The former defence secretary said the transatlantic alliance had been damaged by recent rows.
He told the Commons that the "time has come" for a new international organisation aimed at dealing with the terrorist threat.
The comments came in the wake of a damaging row that saw France, Germany and Belgium repeatedly blocking attempts to provide military hardware for the protection of Turkey's border with Iraq.
"This crisis has cost the West dearly in terms of damage to its institutions. New institutions may be required," warned Portillo.
"I am a great supporter of NATO, but it is damaged and in any case it is geographically limited," he said.
"I believe that we should look for a new organisation, not to replace NATO but to stand alongside it."
Portillo raised the prospect of a new organisation that would effectively lock together those countries that support the Bush administration's hawkish approach to the pre-emptive tackling of possible threats to national security.
The global body's aim would be to counter terrorism, Portillo said.
"The United States, Britain and Australia would certainly be founder members of that new organisation.
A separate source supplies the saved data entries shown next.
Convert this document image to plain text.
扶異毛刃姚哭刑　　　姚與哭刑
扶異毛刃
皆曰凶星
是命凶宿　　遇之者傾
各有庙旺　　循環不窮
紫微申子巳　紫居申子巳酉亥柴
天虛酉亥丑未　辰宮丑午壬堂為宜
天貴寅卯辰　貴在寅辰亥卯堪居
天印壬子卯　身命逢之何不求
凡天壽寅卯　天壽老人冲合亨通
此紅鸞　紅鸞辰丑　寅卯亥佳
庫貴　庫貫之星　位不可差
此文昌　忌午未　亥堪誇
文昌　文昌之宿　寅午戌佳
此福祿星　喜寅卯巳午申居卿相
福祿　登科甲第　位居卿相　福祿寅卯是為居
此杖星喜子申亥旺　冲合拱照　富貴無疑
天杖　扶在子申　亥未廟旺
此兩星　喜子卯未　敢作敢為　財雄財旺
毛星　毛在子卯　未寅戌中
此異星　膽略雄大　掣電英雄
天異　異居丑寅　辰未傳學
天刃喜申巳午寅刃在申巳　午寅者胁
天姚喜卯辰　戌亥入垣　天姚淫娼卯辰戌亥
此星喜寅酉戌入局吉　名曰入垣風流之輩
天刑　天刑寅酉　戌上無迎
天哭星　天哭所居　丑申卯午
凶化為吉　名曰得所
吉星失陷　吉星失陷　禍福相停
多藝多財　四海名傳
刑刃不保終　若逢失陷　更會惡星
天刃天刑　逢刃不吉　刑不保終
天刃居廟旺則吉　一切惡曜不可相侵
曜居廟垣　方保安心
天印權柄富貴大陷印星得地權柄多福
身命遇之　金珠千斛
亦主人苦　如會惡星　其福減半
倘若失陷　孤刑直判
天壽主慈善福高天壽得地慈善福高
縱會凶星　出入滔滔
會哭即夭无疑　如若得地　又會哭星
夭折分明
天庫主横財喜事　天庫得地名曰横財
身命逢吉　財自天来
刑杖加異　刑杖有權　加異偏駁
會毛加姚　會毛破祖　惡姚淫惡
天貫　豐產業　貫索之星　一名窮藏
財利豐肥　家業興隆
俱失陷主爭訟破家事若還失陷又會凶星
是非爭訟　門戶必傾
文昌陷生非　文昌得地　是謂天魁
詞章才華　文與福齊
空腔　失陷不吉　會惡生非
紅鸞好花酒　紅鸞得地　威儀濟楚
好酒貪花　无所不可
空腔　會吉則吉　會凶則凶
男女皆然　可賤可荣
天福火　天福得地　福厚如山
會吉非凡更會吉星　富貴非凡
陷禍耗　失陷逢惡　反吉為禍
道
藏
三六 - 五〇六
Perhaps its headquarters would be in Prague, or perhaps it would be in Madrid," he said.
"Whatever the precise form of that new organisation, I believe its time has come."
Portillo said the lessons of the recent past justified the need to take the fight to terrorist organisations and rogue states.
His speech during the debate on Iraq drew parallels between the West's failure to "offer any effective response" to terrorist attacks during the 1990s and its similar failure to stand up to Iraqi defiance of the United Nations.
Portillo said that inadequate responses to terror attacks was being viewed "as a sign of weakness and that emboldened our enemies".
He added that the prime minister and other world leaders had failed to take effective action in 1998 or 1999.
"Both Saddam and al Qaeda separately could take comfort from the clear evidence that the West was not willing to take firm action, and that is the connection between al Qaeda and Saddam," he said.
"In an important sense, Saddam and bin Laden are co-belligerents. They share a hatred of the West and a belief in the efficacy of terror... A display of weakness will bring more terror, not less."